Granular de-identification strategies: Balancing privacy and utility

How you'd use this in your setup

The different de-identification templates (unstructured, structured, image) you created are key. You'd apply similar differentiated strategies based on the specific needs of your AI models. This allows your development team to have high-utility data for their models without compromising privacy.

Connecting to production

In a production environment, this granular control becomes even more critical for:

  • Custom infoTypes and dictionaries: For highly specific or domain-specific sensitive data, you would define custom infoTypes and dictionaries within Sensitive Data Protection. This ensures comprehensive detection tailored to your unique business context.
  • Format-preserving encryption (FPE): For scenarios where the de-identified data must retain its original format (e.g., credit card numbers for integration testing), you would explore advanced de-identification techniques like Format-Preserving Encryption. This allows for privacy-safe testing with realistic data patterns.

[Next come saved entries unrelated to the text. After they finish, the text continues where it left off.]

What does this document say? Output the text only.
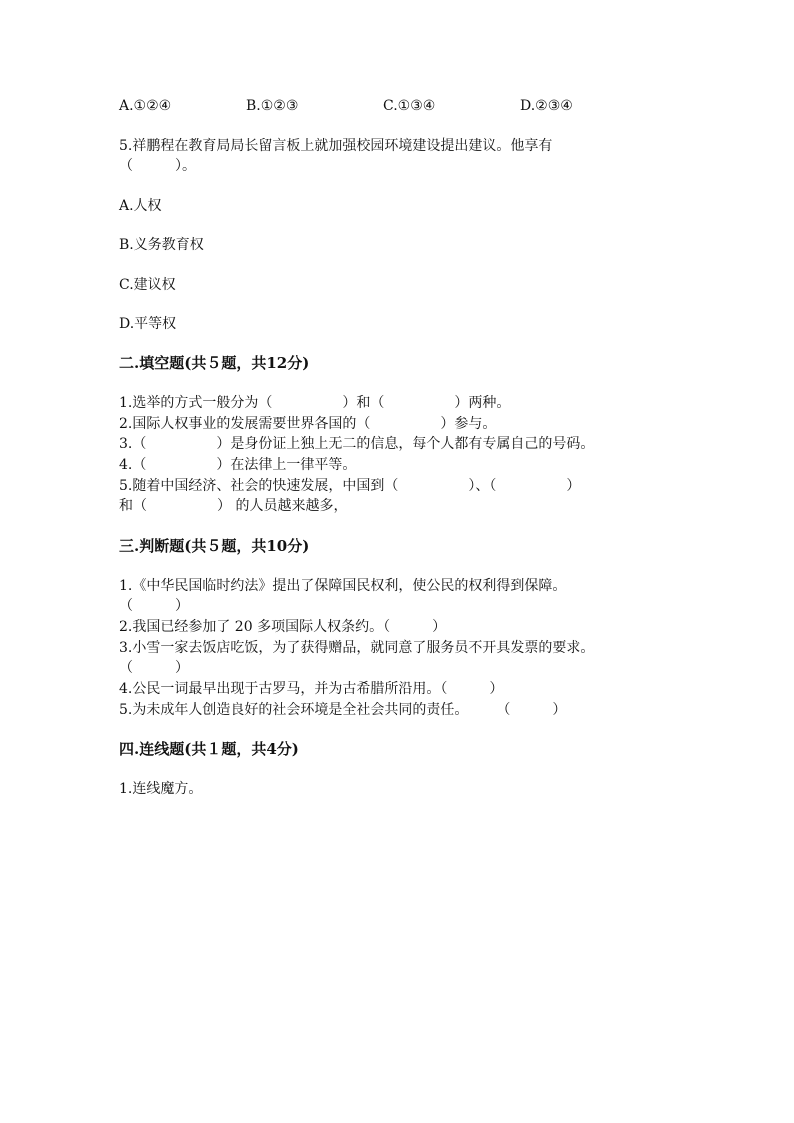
A.①②④	B.①②③	C.①③④	D.②③④
5.祥鹏程在教育局局长留言板上就加强校园环境建设提出建议。他享有
（　　　）。
A.人权
B.义务教育权
C.建议权
D.平等权
二.填空题(共５题，共12分)
1.选举的方式一般分为（　　　　　）和（　　　　　）两种。
2.国际人权事业的发展需要世界各国的（　　　　　）参与。
3.（　　　　　）是身份证上独上无二的信息，每个人都有专属自己的号码。
4.（　　　　　）在法律上一律平等。
5.随着中国经济、社会的快速发展，中国到（　　　　　）、（　　　　　）
和（　　　　　） 的人员越来越多，
三.判断题(共５题，共10分)
1.《中华民国临时约法》提出了保障国民权利，使公民的权利得到保障。
（　　　）
2.我国已经参加了 20 多项国际人权条约。（　　　）
3.小雪一家去饭店吃饭，为了获得赠品，就同意了服务员不开具发票的要求。
（　　　）
4.公民一词最早出现于古罗马，并为古希腊所沿用。（　　　）
5.为未成年人创造良好的社会环境是全社会共同的责任。　　　（　　　）
四.连线题(共１题，共4分)
1.连线魔方。
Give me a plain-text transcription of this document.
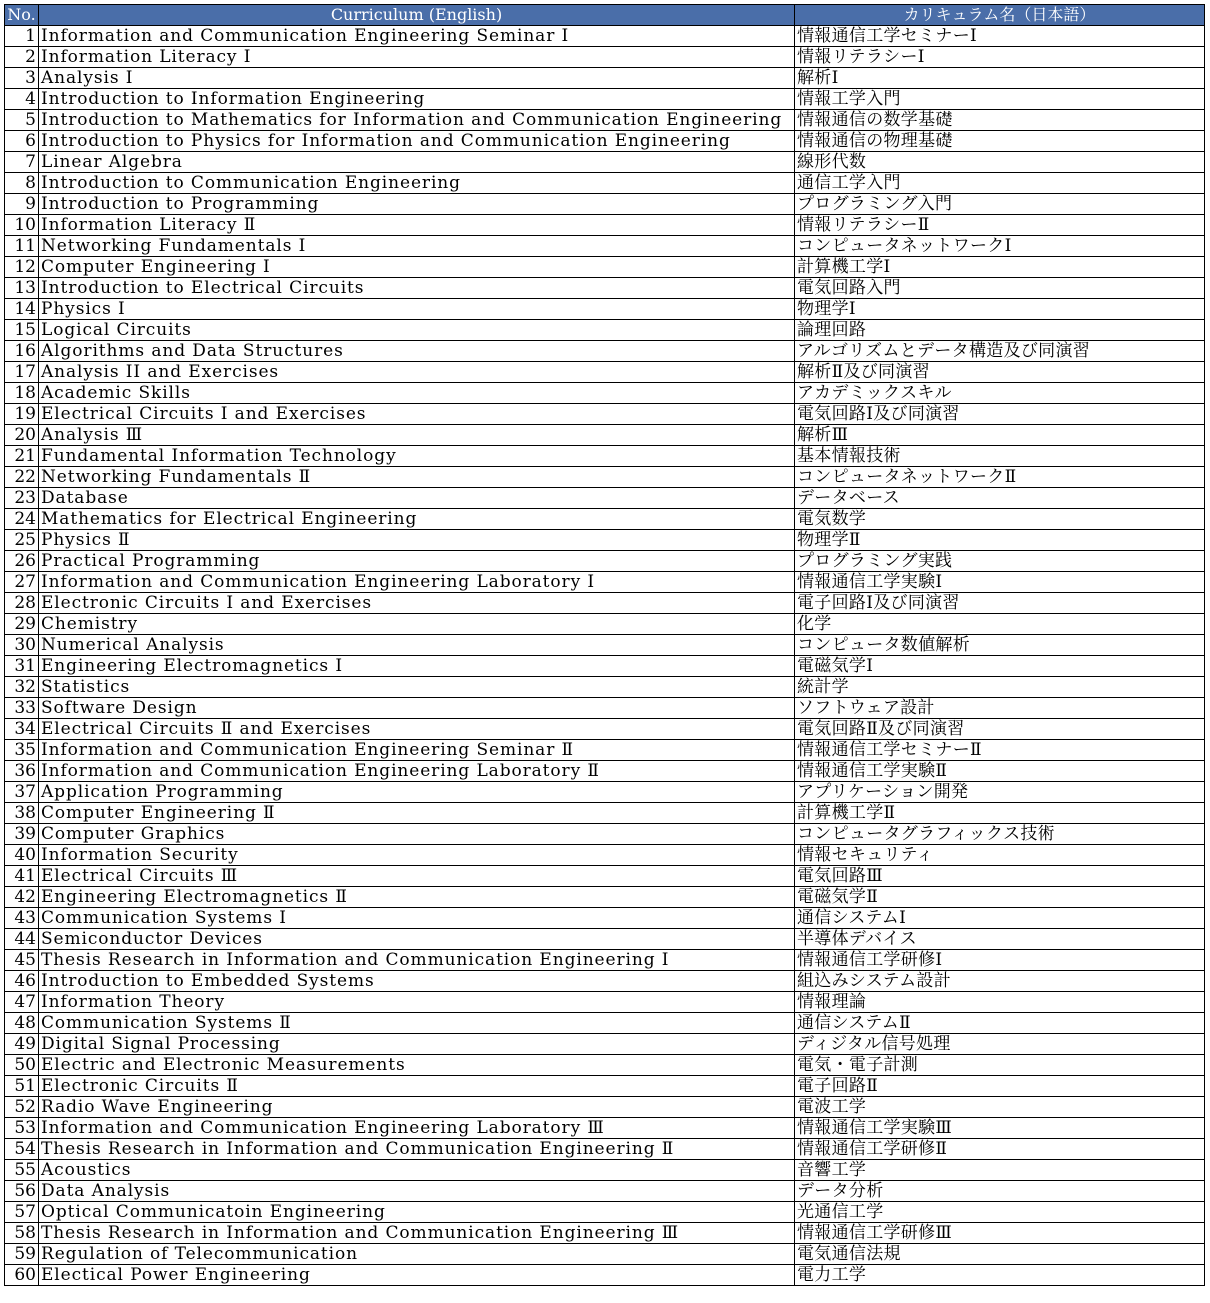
No.	Curriculum (English)	カリキュラム名（日本語）
1	Information and Communication Engineering Seminar Ⅰ	情報通信工学セミナーⅠ
2	Information Literacy Ⅰ	情報リテラシーⅠ
3	Analysis Ⅰ	解析Ⅰ
4	Introduction to Information Engineering	情報工学入門
5	Introduction to Mathematics for Information and Communication Engineering	情報通信の数学基礎
6	Introduction to Physics for Information and Communication Engineering	情報通信の物理基礎
7	Linear Algebra	線形代数
8	Introduction to Communication Engineering	通信工学入門
9	Introduction to Programming	プログラミング入門
10	Information Literacy Ⅱ	情報リテラシーⅡ
11	Networking Fundamentals Ⅰ	コンピュータネットワークⅠ
12	Computer Engineering Ⅰ	計算機工学Ⅰ
13	Introduction to Electrical Circuits	電気回路入門
14	Physics Ⅰ	物理学Ⅰ
15	Logical Circuits	論理回路
16	Algorithms and Data Structures	アルゴリズムとデータ構造及び同演習
17	Analysis II and Exercises	解析Ⅱ及び同演習
18	Academic Skills	アカデミックスキル
19	Electrical Circuits Ⅰ and Exercises	電気回路Ⅰ及び同演習
20	Analysis Ⅲ	解析Ⅲ
21	Fundamental Information Technology	基本情報技術
22	Networking Fundamentals Ⅱ	コンピュータネットワークⅡ
23	Database	データベース
24	Mathematics for Electrical Engineering	電気数学
25	Physics Ⅱ	物理学Ⅱ
26	Practical Programming	プログラミング実践
27	Information and Communication Engineering Laboratory Ⅰ	情報通信工学実験Ⅰ
28	Electronic Circuits Ⅰ and Exercises	電子回路Ⅰ及び同演習
29	Chemistry	化学
30	Numerical Analysis	コンピュータ数値解析
31	Engineering Electromagnetics Ⅰ	電磁気学Ⅰ
32	Statistics	統計学
33	Software Design	ソフトウェア設計
34	Electrical Circuits Ⅱ and Exercises	電気回路Ⅱ及び同演習
35	Information and Communication Engineering Seminar Ⅱ	情報通信工学セミナーⅡ
36	Information and Communication Engineering Laboratory Ⅱ	情報通信工学実験Ⅱ
37	Application Programming	アプリケーション開発
38	Computer Engineering Ⅱ	計算機工学Ⅱ
39	Computer Graphics	コンピュータグラフィックス技術
40	Information Security	情報セキュリティ
41	Electrical Circuits Ⅲ	電気回路Ⅲ
42	Engineering Electromagnetics Ⅱ	電磁気学Ⅱ
43	Communication Systems Ⅰ	通信システムⅠ
44	Semiconductor Devices	半導体デバイス
45	Thesis Research in Information and Communication Engineering Ⅰ	情報通信工学研修Ⅰ
46	Introduction to Embedded Systems	組込みシステム設計
47	Information Theory	情報理論
48	Communication Systems Ⅱ	通信システムⅡ
49	Digital Signal Processing	ディジタル信号処理
50	Electric and Electronic Measurements	電気・電子計測
51	Electronic Circuits Ⅱ	電子回路Ⅱ
52	Radio Wave Engineering	電波工学
53	Information and Communication Engineering Laboratory Ⅲ	情報通信工学実験Ⅲ
54	Thesis Research in Information and Communication Engineering Ⅱ	情報通信工学研修Ⅱ
55	Acoustics	音響工学
56	Data Analysis	データ分析
57	Optical Communicatoin Engineering	光通信工学
58	Thesis Research in Information and Communication Engineering Ⅲ	情報通信工学研修Ⅲ
59	Regulation of Telecommunication	電気通信法規
60	Electical Power Engineering	電力工学
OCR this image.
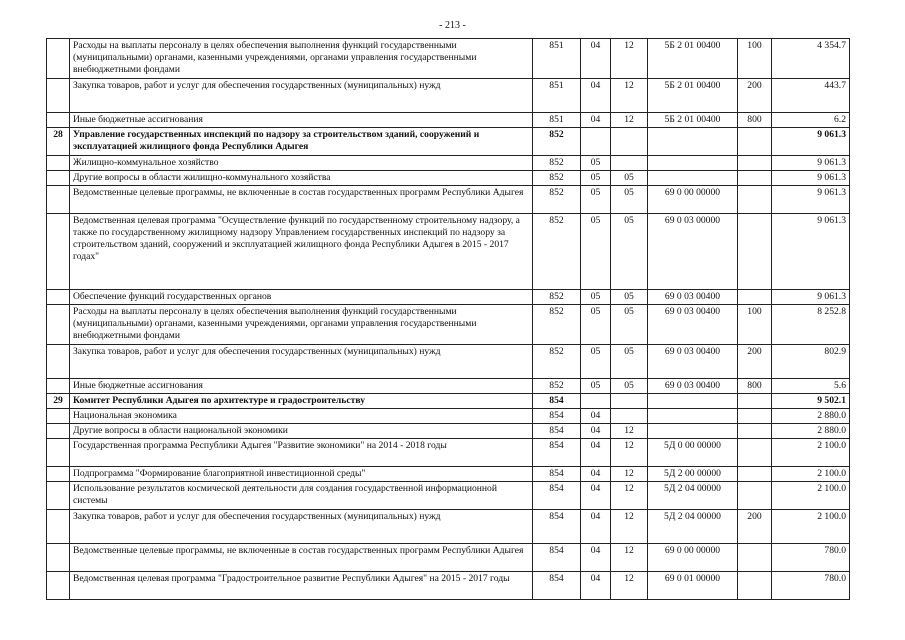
- 213 -
	Расходы на выплаты персоналу в целях обеспечения выполнения функций государственными (муниципальными) органами, казенными учреждениями, органами управления государственными внебюджетными фондами	851	04	12	5Б 2 01 00400	100	4 354.7
	Закупка товаров, работ и услуг для обеспечения государственных (муниципальных) нужд	851	04	12	5Б 2 01 00400	200	443.7
	Иные бюджетные ассигнования	851	04	12	5Б 2 01 00400	800	6.2
28	Управление государственных инспекций по надзору за строительством зданий, сооружений и эксплуатацией жилищного фонда Республики Адыгея	852					9 061.3
	Жилищно-коммунальное хозяйство	852	05				9 061.3
	Другие вопросы в области жилищно-коммунального хозяйства	852	05	05			9 061.3
	Ведомственные целевые программы, не включенные в состав государственных программ Республики Адыгея	852	05	05	69 0 00 00000		9 061.3
	Ведомственная целевая программа "Осуществление функций по государственному строительному надзору, а также по государственному жилищному надзору Управлением государственных инспекций по надзору за строительством зданий, сооружений и эксплуатацией жилищного фонда Республики Адыгея в 2015 - 2017 годах"	852	05	05	69 0 03 00000		9 061.3
	Обеспечение функций государственных органов	852	05	05	69 0 03 00400		9 061.3
	Расходы на выплаты персоналу в целях обеспечения выполнения функций государственными (муниципальными) органами, казенными учреждениями, органами управления государственными внебюджетными фондами	852	05	05	69 0 03 00400	100	8 252.8
	Закупка товаров, работ и услуг для обеспечения государственных (муниципальных) нужд	852	05	05	69 0 03 00400	200	802.9
	Иные бюджетные ассигнования	852	05	05	69 0 03 00400	800	5.6
29	Комитет Республики Адыгея по архитектуре и градостроительству	854					9 502.1
	Национальная экономика	854	04				2 880.0
	Другие вопросы в области национальной экономики	854	04	12			2 880.0
	Государственная программа Республики Адыгея "Развитие экономики" на 2014 - 2018 годы	854	04	12	5Д 0 00 00000		2 100.0
	Подпрограмма "Формирование благоприятной инвестиционной среды"	854	04	12	5Д 2 00 00000		2 100.0
	Использование результатов космической деятельности для создания государственной информационной системы	854	04	12	5Д 2 04 00000		2 100.0
	Закупка товаров, работ и услуг для обеспечения государственных (муниципальных) нужд	854	04	12	5Д 2 04 00000	200	2 100.0
	Ведомственные целевые программы, не включенные в состав государственных программ Республики Адыгея	854	04	12	69 0 00 00000		780.0
	Ведомственная целевая программа "Градостроительное развитие Республики Адыгея" на 2015 - 2017 годы	854	04	12	69 0 01 00000		780.0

Monitoring and auditing: Ensuring continuous compliance

How you'd use this in your setup

You'd continuously monitor Sensitive Data Protection logs to ensure that all data processing adheres to your privacy policies and that no sensitive information is inadvertently exposed. Regularly reviewing job summaries and findings is part of this continuous audit.

Connecting to production

For a robust production system, consider these key actions:

  • Send findings to Security Command Center: For integrated threat management and a centralized view of your security posture, configure your Sensitive Data Protection jobs to send a summary of their findings directly to Security Command Center. This consolidates security alerts and insights.
  • Alerting and incident response: You would set up Cloud Monitoring alerts based on Sensitive Data Protection findings or job failures. This ensures that your security team is immediately notified of any potential policy violations or processing issues, enabling a rapid incident response.

10. Conclusion

Congratulations! You have successfully built a data security workflow that can automatically discover and de-identify PII across multiple data types, making it safe for use in downstream AI development and analytics.

Recap

In this lab, you accomplished the following:

  • Defined an inspection template to detect specific sensitive information types (infoTypes).
  • Built distinct de-identification rules for unstructured, structured, and image data.
  • Configured and ran a single job that automatically applied the correct redaction based on file type to the contents of an entire bucket.
  • Verified the successful transformation of sensitive data in a secure output location.

Next steps

  • Send findings to Security Command Center: For more integrated threat management, configure the job action to send a summary of its findings directly to Security Command Center.
  • Automate with Cloud Functions: In a production environment, you could trigger this inspection job automatically whenever a new file is uploaded to the input bucket by using a Cloud Function.